Sen. Tom Coburn, R-Okla., who has taken up the mantle of fiscal responsibility, said Republicans want to extend the benefits, but they say it is not worth borrowing money and adding to the federal credit card.
"We all think Americans in need of financial assistance are worth those $9 billion in costs," Coburn said. But he added that in Congress, "We're in the habit of not making hard choices. We're in the habit of doing the least best thing for our future."
Republicans take great pains to make the case that they support extending benefits for people long out of work -- it is Americans receiving benefits for nearly two years who are being hit by this lapse.
"It's not a question of extending unemployment benefits. It's a question of who pays for it," said Sen. Jon Kyl, R-Arizona, who is in charge of counting votes for Republicans.
This is the same argument Sen. Jim Bunning made in February and early March, although Republican support for his sentiment has grown markedly.
Back in march, only Bunning insisted on a cloture vote for the temporary extension. But public outcry and lack of support from other Republicans ultimately led him to allow the bill to pass without requiring 60 votes.
Sen. Scott Brown, R-Mass, one of four Republicans to vote with Democrats today, said in a statement he may vote for the bill later in the week if the bill does not change, but said that voting with Democrats today is a way to help improve the tone in Washington.
"I have pledged to do my best to change the tone in Washington, and my vote to continue the debate rather than obstruct it serves as a step in that direction," he said in a paper statement.
In the meantime, Republicans have seized on public discontent with the snowballing federal deficit, demanding that money be taken from the $838 billion stimulus bill passed in 2009.
"Democrats can no longer hide behind the argument of good intentions when the results threaten our stability as a nation," Minority Leader Sen. Mitch McConnell, R-Ky., said today.
But Democrats in the Senate rejected the approach because the stimulus programs are meant to create jobs in construction and elsewhere.
"They want to pay for this by taking the money out of programs that we're going to use to put people to work, taking the money away from projects that are going to be built across America to put construction workers back to work," Durbin said.

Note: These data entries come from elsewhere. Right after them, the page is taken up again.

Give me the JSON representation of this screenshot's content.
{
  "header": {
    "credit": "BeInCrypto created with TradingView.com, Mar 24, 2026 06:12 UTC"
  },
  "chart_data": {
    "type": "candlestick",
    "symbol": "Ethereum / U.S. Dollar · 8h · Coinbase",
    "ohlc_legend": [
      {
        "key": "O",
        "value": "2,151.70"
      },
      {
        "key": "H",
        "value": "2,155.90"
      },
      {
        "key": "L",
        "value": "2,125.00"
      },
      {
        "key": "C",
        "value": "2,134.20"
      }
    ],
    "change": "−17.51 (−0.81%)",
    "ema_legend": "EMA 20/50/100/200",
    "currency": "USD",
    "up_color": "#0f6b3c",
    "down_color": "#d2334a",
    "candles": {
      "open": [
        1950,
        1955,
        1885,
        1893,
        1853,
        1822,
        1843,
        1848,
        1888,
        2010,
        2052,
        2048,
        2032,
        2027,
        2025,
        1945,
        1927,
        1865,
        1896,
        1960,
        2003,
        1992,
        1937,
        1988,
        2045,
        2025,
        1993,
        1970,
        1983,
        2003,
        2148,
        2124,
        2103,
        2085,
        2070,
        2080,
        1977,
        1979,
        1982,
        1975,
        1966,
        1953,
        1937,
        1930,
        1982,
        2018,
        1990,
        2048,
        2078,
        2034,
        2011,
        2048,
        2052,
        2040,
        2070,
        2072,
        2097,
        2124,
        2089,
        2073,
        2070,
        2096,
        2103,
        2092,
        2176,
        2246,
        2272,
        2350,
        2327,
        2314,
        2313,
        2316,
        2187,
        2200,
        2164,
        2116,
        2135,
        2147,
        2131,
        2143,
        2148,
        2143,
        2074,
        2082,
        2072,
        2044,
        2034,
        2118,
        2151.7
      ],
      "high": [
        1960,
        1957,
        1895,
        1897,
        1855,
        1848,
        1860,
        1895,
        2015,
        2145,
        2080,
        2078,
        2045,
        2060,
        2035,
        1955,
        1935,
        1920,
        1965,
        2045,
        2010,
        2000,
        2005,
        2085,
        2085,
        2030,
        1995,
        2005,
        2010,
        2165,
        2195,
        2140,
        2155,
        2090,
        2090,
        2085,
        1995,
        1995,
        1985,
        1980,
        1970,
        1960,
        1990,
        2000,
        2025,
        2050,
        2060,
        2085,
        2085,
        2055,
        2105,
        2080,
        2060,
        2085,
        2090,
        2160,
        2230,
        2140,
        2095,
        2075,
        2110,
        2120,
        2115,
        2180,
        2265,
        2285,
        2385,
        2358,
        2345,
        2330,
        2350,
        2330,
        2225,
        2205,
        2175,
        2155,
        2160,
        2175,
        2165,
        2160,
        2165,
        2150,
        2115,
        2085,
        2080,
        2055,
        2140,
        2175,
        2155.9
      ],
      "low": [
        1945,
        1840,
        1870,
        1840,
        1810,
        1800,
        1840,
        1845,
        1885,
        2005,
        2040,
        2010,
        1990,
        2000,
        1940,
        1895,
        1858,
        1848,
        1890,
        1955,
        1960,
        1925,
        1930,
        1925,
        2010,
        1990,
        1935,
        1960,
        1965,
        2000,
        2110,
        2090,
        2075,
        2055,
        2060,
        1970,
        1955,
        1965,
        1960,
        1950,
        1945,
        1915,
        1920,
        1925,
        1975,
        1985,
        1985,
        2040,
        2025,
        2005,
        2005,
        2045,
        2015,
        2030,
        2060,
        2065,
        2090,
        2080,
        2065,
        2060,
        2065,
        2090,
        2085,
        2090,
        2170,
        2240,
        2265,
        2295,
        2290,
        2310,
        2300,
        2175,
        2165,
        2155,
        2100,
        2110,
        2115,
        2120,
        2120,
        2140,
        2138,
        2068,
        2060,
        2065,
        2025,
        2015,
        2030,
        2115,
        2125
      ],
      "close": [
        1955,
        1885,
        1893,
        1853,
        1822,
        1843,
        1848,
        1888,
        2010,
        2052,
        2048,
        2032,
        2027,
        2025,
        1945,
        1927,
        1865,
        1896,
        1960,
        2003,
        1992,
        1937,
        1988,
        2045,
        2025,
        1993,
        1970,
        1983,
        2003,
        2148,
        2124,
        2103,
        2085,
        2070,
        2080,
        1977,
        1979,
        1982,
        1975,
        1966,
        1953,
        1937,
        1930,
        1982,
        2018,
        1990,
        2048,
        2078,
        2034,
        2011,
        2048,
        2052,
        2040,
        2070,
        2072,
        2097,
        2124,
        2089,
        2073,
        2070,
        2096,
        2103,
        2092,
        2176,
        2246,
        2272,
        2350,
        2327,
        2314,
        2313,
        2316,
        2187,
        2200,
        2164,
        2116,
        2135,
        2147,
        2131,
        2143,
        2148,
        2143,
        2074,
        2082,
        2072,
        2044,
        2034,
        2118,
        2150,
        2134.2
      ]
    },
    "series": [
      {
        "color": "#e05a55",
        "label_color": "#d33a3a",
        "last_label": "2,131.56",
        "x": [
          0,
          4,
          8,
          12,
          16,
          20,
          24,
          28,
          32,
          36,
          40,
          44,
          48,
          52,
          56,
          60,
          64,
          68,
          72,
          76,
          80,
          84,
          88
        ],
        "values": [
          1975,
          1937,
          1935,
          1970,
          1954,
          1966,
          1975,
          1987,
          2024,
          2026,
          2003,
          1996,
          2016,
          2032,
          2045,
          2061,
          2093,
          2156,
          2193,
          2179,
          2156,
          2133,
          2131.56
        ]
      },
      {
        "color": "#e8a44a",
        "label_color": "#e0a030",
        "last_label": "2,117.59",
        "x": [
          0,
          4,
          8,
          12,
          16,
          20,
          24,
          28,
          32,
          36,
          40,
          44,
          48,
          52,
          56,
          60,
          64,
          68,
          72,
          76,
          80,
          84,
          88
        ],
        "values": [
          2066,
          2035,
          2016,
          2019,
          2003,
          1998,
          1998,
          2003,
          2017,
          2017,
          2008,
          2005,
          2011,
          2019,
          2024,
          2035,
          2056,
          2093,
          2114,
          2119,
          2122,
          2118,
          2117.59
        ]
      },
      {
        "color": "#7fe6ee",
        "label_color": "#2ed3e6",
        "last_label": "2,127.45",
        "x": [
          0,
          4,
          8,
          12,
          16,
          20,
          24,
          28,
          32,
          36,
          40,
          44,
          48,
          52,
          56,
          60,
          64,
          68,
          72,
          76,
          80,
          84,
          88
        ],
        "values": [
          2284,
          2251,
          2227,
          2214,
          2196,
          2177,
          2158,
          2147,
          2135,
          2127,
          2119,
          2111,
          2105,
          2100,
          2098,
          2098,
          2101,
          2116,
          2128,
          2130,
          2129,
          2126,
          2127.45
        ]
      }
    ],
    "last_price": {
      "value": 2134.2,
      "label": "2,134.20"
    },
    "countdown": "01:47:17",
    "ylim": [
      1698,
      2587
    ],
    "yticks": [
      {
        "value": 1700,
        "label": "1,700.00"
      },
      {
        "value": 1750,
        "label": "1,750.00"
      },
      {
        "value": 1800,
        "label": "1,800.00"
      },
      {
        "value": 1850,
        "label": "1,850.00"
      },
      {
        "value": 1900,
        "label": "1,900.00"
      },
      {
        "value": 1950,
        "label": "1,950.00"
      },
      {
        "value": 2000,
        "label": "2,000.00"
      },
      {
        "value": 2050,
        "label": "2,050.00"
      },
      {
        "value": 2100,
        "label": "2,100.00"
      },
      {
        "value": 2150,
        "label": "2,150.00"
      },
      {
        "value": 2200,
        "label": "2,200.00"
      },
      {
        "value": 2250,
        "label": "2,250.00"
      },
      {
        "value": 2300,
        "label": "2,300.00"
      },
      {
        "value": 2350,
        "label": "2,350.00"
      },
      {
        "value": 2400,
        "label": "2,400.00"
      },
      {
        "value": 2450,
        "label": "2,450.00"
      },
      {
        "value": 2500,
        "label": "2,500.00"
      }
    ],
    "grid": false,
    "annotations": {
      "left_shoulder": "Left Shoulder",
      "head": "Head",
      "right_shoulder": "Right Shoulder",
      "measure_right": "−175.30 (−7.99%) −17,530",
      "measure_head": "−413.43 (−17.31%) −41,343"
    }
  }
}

The tone has become more heated among Democrats frustrated with Republicans complaining about deficit spending.
"I'm getting a little tired of being preached to by the other side of the aisle about fiscal conservatism," Durbin said today. "It was their president, the last president [George W. Bush], who more than doubled the national debt in this country from $5 trillion to $12 trillion."
He did not mention that with the stimulus, the debt has grown even more under President Obama.
Proposals to extend unemployment benefits through 2010 passed both houses of Congress this year, but in different forms. Democrats in the House and Senate have not been able to agree on how to blend the two.
Senate Democrats decided to leave Washington in part because House Democrats had already gone. Even if they had remained in town at the end of last month, they could not have altered the extension bill until the rest of Congress had returned to work.